Если ученый английский юрист с сомнением отнесется к праву Мармадьюка занимать судейское кресло, то уж, конечно, медики, окончившие Лейденский или Эдинбургский университет, от души посмеются над нашим правдивым рассказом о служении Элнатана в храме Эскулапа. Однако и им придется довольствоваться тем же самым ответом: в этих краях доктор Тодд был ничуть не хуже своих коллег, так же как Мармадьюк превосходил большинство своих.
Время и большая практика преобразили нашего доктора самым чудесным образом. Он был от природы очень добр, но в то же время обладал немалым мужеством. Другими словами, он от души старался вылечить своих пациентов и, если дело шло о полезных членах общества, предпочитал не рисковать, пользуя их только самыми проверенными средствами; однако в тех случаях, когда в его руки попадал какой-нибудь бродяга без роду и племени, он принимался испытывать на его организме действие всех лекарств, какие только хранились в кожаных сумках. К счастью, их было не так уж много, и почти все они были совершенно безвредны. Таким способом Элнатан научился неплохо разбираться в лихорадках и маляриях и мог с большим знанием дела рассуждать о перемежающихся, возвратных, ежедневных и повторяющихся приступах. В Темплтоне и окрестностях свято верили в его уменье исцелять всяческие кожные заболевания, и, уж конечно, ни один младенец не появлялся на свет без его помощи. Короче говоря, доктор Тодд возводил на песке весьма внушительное здание, скрепленное цементом практики, хотя и слагавшееся из довольно хрупких материалов. Однако он время от времени перечитывал свои учебники и, будучи человеком весьма неглупым и наблюдательным, успешно согласовывал практику с теорией.

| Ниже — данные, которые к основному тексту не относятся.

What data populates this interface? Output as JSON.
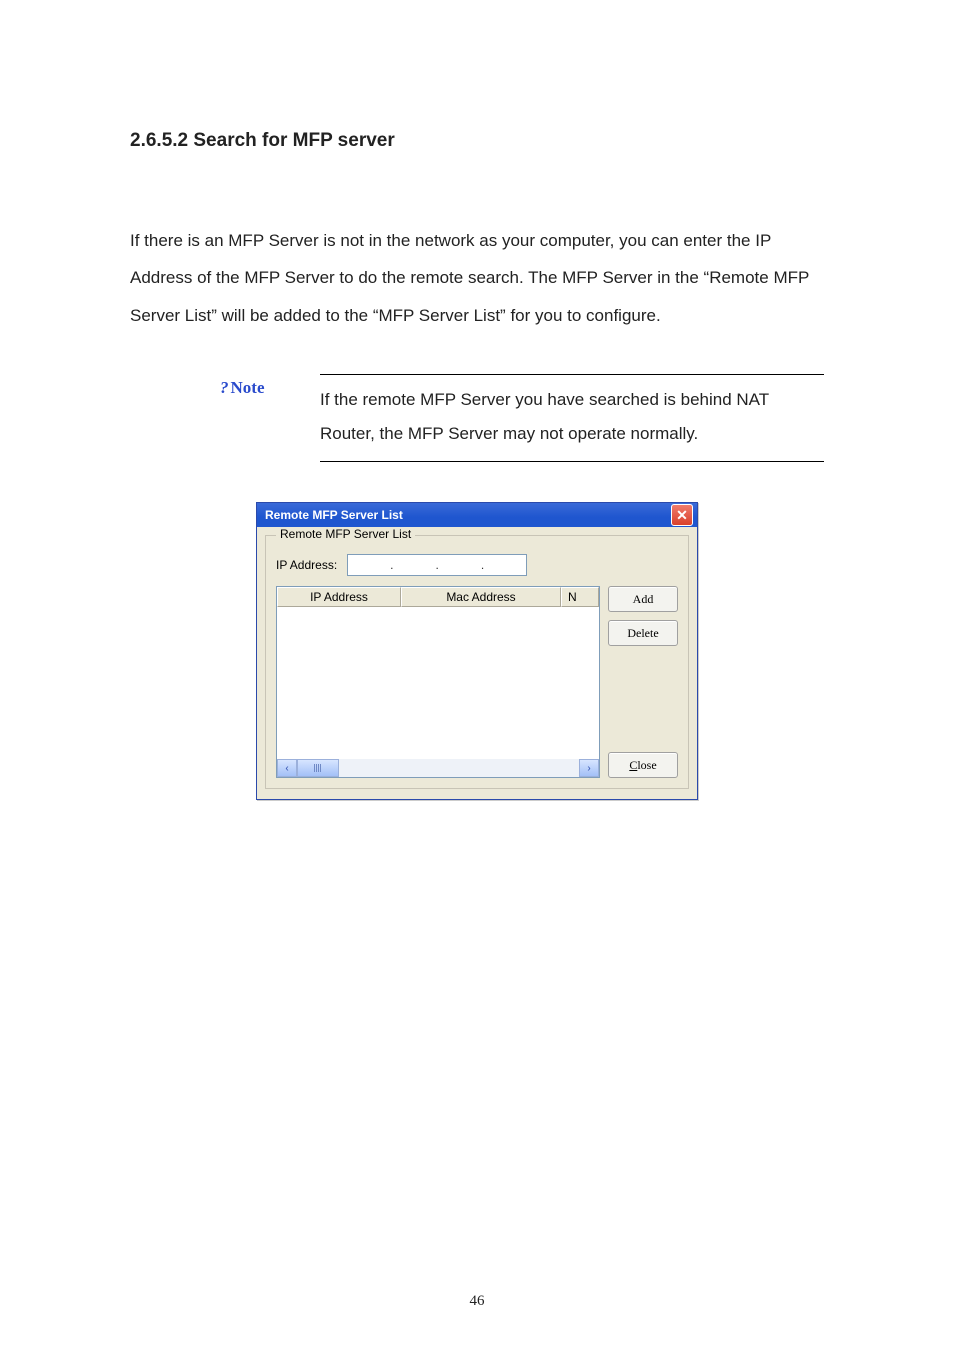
{
  "heading": "2.6.5.2 Search for MFP server",
  "paragraph": "If there is an MFP Server is not in the network as your computer, you can enter the IP Address of the MFP Server to do the remote search. The MFP Server in the “Remote MFP Server List” will be added to the “MFP Server List” for you to configure.",
  "note": {
    "label": "Note",
    "body": "If the remote MFP Server you have searched is behind NAT Router, the MFP Server may not operate normally."
  },
  "dialog": {
    "title": "Remote MFP Server List",
    "groupbox_label": "Remote MFP Server List",
    "ip_label": "IP Address:",
    "ip_dots": [
      ".",
      ".",
      "."
    ],
    "columns": {
      "ip": "IP Address",
      "mac": "Mac Address",
      "n": "N"
    },
    "buttons": {
      "add": "Add",
      "delete": "Delete",
      "close_prefix": "C",
      "close_rest": "lose"
    }
  },
  "page_number": "46"
}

Не имея почти никакого опыта в хирургии, он остерегался делать серьезные операции, тем более что в подобных случаях пациент имеет возможность непосредственно оценить умение врача. Однако он успешно лечил мазями ожоги, уверенно разрезал десну, чтобы извлечь гнилые корни давно разрушившихся зубов, и умело зашивал раны неловких дровосеков. Но вот однажды некий поселенец, неудачно свалив дерево, раздробил себе ногу, и нашему герою пришлось решиться на операцию, потребовавшую от него напряжения всех его душевных сил. Однако в тяжкий час беды он не обманул возлагавшихся на него надежд. В новых поселениях и раньше нередко возникала нужда в ампутациях, и обычно их производил хирург-самоучка, который благодаря большой практике так набил руку, что сумел оправдать добрую славу, вначале вовсе им не заслуженную. Элнатану случилось присутствовать при двух-трех его операциях. Но на этот раз хирург оказался в отъезде, и доктору волей-неволей пришлось его заменить.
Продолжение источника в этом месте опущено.